Figure 1.

The inhibition of Aβ42 cytotoxicity by TTR depends on the aggregation propensity of each TTR variant. A, aggregation assay of three TTR variants followed by immunodot blot of insoluble fractions collected prior to incubation or after 1, 2, and 4 days of incubation at 37° C, as labeled. All samples were treated equally and onto the same membrane. Cropping was applied for ethetical reasons. B, electron micrographs of aggregated TTR variants after 4 days of incubation. Scale bar, 200 nm. C, size-exclusion chromatography of soluble TTR variants at pH 7.4. D, cytotoxicity assay of Aβ42 in the presence of TTR variants at different stages of aggregation, followed by MTT reduction.
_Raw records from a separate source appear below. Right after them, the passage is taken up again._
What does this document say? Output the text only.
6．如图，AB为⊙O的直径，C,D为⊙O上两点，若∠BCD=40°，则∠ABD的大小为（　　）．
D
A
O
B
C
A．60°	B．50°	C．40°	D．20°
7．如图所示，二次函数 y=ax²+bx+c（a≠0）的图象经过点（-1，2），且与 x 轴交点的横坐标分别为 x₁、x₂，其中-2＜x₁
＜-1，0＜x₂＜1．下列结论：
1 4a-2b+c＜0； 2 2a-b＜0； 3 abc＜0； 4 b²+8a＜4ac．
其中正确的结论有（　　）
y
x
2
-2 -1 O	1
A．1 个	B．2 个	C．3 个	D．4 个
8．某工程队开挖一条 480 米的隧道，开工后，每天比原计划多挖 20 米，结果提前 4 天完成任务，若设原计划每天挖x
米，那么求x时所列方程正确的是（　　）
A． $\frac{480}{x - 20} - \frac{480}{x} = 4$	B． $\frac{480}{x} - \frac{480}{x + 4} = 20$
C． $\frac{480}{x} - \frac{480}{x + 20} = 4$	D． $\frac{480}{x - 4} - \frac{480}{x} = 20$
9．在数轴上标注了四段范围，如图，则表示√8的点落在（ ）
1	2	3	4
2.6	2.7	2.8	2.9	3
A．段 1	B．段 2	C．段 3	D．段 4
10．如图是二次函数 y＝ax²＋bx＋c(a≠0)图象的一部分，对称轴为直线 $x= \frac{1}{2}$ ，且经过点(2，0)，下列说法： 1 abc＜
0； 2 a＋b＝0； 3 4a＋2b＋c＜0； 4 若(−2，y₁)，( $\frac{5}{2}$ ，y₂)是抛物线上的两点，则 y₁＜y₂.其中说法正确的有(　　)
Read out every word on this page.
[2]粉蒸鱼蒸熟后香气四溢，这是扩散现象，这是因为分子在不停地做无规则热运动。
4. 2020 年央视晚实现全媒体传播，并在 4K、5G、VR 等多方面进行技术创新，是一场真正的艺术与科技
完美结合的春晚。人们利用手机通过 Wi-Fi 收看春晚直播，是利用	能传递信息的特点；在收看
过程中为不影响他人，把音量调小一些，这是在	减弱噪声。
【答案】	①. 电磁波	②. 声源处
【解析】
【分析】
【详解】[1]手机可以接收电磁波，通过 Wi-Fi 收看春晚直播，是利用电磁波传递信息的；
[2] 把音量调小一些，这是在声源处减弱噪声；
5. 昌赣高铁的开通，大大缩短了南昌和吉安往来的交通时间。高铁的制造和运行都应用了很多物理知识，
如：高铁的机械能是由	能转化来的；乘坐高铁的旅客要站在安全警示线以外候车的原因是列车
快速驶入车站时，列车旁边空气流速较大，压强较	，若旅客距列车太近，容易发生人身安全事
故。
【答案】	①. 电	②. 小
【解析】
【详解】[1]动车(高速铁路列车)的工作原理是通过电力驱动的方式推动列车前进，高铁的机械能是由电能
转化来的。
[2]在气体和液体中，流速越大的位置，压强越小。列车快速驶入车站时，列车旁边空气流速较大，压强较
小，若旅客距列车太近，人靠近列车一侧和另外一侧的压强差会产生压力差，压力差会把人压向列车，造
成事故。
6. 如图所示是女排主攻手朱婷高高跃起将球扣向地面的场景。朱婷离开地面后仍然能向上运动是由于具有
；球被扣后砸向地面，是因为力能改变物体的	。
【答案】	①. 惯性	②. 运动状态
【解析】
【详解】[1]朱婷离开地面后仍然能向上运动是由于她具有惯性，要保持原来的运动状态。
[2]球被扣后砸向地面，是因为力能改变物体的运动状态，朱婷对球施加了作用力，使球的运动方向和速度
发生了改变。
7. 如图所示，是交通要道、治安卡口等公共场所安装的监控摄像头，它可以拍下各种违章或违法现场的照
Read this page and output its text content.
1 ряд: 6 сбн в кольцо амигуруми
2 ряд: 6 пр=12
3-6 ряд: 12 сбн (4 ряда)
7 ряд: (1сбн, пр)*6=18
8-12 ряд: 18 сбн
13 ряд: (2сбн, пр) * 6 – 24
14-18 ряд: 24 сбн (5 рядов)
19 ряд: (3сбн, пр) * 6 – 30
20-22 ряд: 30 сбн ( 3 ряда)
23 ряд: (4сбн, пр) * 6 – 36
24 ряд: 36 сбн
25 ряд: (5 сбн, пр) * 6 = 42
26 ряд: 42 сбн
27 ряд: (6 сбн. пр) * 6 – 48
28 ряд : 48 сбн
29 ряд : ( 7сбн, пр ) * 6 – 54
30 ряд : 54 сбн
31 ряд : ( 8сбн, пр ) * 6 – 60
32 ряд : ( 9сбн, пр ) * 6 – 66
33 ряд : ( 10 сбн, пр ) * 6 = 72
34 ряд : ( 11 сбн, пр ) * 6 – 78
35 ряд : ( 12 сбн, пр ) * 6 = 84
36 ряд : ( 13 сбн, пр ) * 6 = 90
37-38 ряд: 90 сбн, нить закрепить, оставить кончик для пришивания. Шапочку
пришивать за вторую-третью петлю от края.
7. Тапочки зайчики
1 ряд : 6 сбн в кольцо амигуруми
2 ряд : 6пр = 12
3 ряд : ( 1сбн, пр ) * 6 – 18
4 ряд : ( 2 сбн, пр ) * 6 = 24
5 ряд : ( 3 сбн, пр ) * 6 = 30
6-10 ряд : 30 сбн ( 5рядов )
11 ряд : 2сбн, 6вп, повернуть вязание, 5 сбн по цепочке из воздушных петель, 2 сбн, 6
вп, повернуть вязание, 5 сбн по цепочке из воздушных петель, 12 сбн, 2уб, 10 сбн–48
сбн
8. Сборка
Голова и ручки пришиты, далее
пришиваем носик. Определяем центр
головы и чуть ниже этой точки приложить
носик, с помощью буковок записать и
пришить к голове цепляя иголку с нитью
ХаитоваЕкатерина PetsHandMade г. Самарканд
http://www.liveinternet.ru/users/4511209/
A 5-fold molar excess of soluble TTR (50 μm, considering monomeric concentration) and aggregated samples collected after 1, 2 and 4 days of incubation were added to soluble 10 μm Aβ42 and incubated overnight. The samples were added to HeLa cells, and MTT reduction was measured after 24 h. Buffer-treated cells were considered 100% viability and used for normalization (n = 3). All replicates are shown. Error bars, S.D. **, p ≤ 0.005; ***, p ≤ 0.0005. N.D., significance not detected. These results suggest that the dissociation of the tetrameric TTR structure precedes Aβ42 cytotoxicity protection, whereas aggregated TTR does not exert any effect.